Reactivesearch: Feature: Use _msearch to send bulk requests

Created on 15 Mar 2018  路  15Comments  路  Source: appbaseio/reactivesearch

Issue Type:

Enhancement

Platform:

Both

Description:

Use _msearch to optimize the number of search requests sent to the ES backend. See #294 for what happens currently. We send requests proportional to the number of components connected to the one which sees an interaction.

Reactivesearch version: x.y.z

latest

enhancement

Most helpful comment

@mhurne It wasn't that hard to get started, if you know the basics of node.js, it shouldn't be a problem.

they already provide a starting proxy-server here: https://github.com/appbaseio-apps/reactivesearch-proxy-server/

and it is just ready for you to implement your logic: https://github.com/appbaseio-apps/reactivesearch-proxy-server/blob/master/index.js#L38

I didn't find it difficult at all to start, and the approach of creating a proxy server is a great idea, not just for security, but also for rate limiting (if you want to implement it)

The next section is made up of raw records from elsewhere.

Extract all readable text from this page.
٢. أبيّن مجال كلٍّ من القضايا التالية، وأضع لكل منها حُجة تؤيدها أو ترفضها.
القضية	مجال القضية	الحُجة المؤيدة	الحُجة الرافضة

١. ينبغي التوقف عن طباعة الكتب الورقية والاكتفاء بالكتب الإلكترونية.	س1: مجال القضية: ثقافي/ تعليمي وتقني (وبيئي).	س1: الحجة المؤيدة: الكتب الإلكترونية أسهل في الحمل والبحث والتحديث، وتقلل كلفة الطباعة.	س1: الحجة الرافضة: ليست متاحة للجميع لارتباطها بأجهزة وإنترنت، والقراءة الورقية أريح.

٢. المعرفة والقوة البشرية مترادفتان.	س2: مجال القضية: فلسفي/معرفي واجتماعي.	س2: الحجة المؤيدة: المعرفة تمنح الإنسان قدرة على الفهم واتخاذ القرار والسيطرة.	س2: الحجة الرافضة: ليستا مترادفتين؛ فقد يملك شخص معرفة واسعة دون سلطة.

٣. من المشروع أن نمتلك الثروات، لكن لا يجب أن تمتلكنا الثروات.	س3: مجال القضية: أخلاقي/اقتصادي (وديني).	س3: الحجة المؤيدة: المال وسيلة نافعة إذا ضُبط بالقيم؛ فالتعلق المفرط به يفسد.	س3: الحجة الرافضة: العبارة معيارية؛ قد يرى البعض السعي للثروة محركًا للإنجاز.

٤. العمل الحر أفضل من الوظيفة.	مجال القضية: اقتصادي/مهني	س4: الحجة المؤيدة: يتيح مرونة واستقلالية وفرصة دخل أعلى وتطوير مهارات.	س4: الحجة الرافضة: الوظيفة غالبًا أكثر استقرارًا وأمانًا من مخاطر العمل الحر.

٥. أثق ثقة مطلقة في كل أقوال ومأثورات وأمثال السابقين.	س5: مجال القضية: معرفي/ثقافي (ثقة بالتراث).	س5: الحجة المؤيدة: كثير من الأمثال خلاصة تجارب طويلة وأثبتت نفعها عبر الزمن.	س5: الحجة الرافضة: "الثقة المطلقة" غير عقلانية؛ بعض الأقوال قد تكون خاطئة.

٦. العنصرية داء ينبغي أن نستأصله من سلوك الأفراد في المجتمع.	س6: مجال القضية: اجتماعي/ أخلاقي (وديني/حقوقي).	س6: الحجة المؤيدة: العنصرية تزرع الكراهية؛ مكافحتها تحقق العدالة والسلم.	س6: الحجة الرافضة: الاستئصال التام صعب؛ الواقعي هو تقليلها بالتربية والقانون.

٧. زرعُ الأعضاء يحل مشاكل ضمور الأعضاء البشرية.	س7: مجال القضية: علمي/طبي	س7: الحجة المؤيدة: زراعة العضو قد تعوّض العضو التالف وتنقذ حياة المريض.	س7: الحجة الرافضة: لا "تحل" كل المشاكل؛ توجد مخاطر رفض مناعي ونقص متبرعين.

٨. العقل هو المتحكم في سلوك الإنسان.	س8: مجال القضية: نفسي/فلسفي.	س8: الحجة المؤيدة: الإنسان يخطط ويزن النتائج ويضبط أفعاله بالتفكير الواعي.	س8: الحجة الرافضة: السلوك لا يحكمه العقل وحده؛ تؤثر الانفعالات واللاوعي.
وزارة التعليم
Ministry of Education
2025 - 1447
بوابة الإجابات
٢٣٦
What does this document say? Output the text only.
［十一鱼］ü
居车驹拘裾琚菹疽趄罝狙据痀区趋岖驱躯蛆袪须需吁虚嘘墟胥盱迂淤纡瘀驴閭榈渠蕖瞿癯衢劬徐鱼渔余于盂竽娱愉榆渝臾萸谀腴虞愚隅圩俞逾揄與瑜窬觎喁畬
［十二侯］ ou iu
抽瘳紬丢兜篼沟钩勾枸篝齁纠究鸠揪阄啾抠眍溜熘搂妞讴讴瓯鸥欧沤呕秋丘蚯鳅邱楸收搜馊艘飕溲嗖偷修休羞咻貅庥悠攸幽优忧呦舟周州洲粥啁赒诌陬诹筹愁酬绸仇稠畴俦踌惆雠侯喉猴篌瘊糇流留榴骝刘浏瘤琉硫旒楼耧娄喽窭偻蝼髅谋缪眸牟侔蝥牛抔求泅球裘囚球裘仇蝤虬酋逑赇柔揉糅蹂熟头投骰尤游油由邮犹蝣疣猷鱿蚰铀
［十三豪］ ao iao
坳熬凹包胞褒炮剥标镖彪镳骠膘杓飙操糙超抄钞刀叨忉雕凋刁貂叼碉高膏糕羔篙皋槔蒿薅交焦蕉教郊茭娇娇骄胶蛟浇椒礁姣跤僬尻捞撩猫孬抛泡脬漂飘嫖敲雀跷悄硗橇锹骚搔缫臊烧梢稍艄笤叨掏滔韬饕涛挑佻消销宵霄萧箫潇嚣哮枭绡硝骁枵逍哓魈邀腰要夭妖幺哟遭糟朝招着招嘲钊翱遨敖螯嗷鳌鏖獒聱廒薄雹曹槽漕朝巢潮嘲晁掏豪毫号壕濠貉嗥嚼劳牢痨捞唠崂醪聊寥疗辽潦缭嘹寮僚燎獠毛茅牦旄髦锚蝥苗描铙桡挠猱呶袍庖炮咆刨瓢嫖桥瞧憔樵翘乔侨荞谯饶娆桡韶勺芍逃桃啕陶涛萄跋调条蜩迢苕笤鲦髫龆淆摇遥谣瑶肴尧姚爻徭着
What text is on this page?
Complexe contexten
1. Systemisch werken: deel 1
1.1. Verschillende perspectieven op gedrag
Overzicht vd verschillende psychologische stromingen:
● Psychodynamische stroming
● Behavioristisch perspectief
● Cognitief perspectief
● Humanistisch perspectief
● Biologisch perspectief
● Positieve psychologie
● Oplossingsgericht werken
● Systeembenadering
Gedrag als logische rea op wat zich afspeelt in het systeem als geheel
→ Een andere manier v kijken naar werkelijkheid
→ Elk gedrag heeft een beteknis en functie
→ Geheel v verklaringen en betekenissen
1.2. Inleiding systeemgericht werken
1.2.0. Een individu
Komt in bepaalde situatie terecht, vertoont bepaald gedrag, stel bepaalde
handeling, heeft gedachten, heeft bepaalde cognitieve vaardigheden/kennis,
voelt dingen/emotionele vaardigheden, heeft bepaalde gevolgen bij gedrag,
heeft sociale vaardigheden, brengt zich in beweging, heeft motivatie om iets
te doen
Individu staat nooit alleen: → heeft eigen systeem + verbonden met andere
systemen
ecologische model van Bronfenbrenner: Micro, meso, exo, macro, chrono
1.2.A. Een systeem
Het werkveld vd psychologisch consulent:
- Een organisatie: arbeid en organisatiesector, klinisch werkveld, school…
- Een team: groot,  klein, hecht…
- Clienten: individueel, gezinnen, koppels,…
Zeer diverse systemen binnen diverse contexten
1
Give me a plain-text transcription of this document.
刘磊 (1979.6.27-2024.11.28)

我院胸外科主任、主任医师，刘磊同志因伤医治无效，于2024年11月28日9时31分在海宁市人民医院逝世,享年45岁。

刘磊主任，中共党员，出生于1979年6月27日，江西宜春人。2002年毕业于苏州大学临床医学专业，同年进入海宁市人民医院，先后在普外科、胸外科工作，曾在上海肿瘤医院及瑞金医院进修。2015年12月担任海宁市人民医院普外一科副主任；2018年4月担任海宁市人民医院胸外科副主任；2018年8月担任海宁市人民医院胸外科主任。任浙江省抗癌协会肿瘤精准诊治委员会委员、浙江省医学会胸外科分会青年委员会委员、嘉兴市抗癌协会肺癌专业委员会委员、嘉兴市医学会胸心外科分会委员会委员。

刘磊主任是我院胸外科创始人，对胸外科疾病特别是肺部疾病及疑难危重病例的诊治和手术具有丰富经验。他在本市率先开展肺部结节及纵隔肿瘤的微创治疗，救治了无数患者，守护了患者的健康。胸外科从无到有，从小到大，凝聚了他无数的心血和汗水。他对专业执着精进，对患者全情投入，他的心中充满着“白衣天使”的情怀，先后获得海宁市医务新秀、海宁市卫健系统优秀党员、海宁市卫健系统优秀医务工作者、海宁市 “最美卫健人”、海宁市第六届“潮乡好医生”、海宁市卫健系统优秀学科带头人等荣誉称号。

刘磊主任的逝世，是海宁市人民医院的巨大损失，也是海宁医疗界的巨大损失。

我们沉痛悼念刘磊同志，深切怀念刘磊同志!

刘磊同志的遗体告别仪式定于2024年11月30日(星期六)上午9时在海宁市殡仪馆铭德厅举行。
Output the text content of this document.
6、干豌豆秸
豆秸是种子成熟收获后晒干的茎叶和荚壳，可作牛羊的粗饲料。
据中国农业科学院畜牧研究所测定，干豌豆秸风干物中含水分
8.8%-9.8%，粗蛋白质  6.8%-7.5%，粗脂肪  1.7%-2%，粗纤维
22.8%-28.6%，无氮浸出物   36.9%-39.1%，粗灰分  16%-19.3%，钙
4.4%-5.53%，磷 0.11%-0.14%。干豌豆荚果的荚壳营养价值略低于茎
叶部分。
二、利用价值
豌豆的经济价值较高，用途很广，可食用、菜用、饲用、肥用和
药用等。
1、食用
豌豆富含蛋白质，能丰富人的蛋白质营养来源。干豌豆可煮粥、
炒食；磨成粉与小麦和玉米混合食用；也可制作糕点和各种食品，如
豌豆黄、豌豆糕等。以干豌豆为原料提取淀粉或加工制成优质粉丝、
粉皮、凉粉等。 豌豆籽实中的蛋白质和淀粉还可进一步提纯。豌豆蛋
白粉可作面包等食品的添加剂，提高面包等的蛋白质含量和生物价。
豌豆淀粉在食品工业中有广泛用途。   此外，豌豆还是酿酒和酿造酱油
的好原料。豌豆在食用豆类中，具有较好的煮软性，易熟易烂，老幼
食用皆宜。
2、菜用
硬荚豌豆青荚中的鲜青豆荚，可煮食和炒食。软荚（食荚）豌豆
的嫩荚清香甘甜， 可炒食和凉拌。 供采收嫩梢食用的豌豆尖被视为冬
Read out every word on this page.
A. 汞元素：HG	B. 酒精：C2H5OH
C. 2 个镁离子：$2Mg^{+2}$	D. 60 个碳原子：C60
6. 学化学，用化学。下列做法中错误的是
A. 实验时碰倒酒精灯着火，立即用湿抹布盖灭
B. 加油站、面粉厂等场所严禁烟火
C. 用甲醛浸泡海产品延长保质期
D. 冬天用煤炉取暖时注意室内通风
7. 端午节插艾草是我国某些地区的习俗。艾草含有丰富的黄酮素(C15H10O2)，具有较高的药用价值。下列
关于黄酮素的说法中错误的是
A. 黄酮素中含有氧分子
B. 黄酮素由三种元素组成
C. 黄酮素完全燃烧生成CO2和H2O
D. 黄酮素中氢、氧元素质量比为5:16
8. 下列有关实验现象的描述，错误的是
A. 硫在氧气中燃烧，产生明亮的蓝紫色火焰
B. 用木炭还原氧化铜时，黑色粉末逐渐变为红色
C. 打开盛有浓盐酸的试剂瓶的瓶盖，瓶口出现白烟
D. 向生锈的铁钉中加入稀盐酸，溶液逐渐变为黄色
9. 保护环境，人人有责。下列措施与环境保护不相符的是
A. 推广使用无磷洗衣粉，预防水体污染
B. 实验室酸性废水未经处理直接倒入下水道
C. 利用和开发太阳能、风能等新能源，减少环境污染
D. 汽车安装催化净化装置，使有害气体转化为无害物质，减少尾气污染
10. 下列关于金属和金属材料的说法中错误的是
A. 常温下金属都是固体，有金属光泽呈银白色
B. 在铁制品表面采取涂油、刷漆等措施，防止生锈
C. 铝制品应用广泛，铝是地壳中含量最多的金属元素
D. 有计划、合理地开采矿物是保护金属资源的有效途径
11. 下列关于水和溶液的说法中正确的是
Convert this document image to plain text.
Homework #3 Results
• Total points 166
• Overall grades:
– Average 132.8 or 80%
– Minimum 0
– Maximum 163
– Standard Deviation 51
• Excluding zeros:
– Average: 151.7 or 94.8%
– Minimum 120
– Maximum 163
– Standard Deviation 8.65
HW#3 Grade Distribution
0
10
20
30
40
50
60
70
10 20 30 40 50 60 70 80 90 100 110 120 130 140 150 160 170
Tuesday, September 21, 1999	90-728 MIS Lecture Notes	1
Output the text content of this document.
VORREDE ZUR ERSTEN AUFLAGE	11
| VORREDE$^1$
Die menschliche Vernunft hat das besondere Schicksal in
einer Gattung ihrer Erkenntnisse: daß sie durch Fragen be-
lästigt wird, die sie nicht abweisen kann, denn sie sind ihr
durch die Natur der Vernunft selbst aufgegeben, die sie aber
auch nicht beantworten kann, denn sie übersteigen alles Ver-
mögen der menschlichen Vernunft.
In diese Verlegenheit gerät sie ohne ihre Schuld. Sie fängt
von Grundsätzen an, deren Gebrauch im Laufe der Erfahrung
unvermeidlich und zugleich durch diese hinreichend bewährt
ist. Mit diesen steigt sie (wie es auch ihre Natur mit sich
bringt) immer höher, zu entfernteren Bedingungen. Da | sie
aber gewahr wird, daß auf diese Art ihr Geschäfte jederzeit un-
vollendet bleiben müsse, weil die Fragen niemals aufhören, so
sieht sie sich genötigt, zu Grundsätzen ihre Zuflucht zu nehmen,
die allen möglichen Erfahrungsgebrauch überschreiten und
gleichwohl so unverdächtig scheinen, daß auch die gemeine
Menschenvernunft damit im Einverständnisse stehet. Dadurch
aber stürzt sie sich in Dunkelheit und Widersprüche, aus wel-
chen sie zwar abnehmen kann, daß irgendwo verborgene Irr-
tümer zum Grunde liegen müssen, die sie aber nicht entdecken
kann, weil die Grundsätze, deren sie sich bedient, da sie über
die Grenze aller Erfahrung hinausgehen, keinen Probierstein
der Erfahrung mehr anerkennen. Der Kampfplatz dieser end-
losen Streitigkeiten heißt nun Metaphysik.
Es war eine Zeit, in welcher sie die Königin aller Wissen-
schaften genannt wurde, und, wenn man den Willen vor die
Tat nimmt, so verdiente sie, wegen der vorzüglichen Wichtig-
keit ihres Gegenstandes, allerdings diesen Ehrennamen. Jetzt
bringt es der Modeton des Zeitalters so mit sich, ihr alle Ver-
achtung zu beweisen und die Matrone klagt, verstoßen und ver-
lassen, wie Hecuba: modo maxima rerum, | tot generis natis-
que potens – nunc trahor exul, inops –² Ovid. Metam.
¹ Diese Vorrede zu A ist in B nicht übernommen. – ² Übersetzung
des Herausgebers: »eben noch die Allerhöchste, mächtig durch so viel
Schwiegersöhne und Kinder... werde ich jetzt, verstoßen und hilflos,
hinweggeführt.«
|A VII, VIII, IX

If you face any challenges, the guys here are very helpful, I've had great experience whenever I had a question

All 15 comments

Released in v2.5.0 馃帀

Hi @siddharthlatest & @metagrover,

Thanks for working on this feature :)

I tested it locally with v2.6.0 and I am facing 2 issues:

  1. I am using a proxy app to customize the query (for security), and I threw an error that the last line has to be new line

    • So I updated the encoding of the request from application/json to application/x-ndjson and added a newline after stringifying the request, but it didn't work as well
    • __Q:__ what is your guidelines or recommendations to update the query using a proxy app with reactivesearch and multi-request queries
  2. For the sake of testing the new feature, I updated my app to point to elasticsearch directly, not the broken proxy app, and it worked, but I noticed that I am getting multiple msearch queries

    • I thought there is something wrong with my code, so I checked the hosted Booksearch demo, but it was using v2.0.0-beta, so I cloned it locally, updated the library to v2.6.0 and tested it and still got multiple `msearch queries

    skaermbillede 2018-04-24 kl 19 14 32

    • __Q:__ are there any requirements or configurations to use the new msearch
    • And can I control it, meaning can I toggle it on and off -one use case would be testing the query of each component independently-

Again thanks for the amazing work you guys do in @appbaseio :) love using your tools <3

Hi @a-magdy, thanks for bringing this up!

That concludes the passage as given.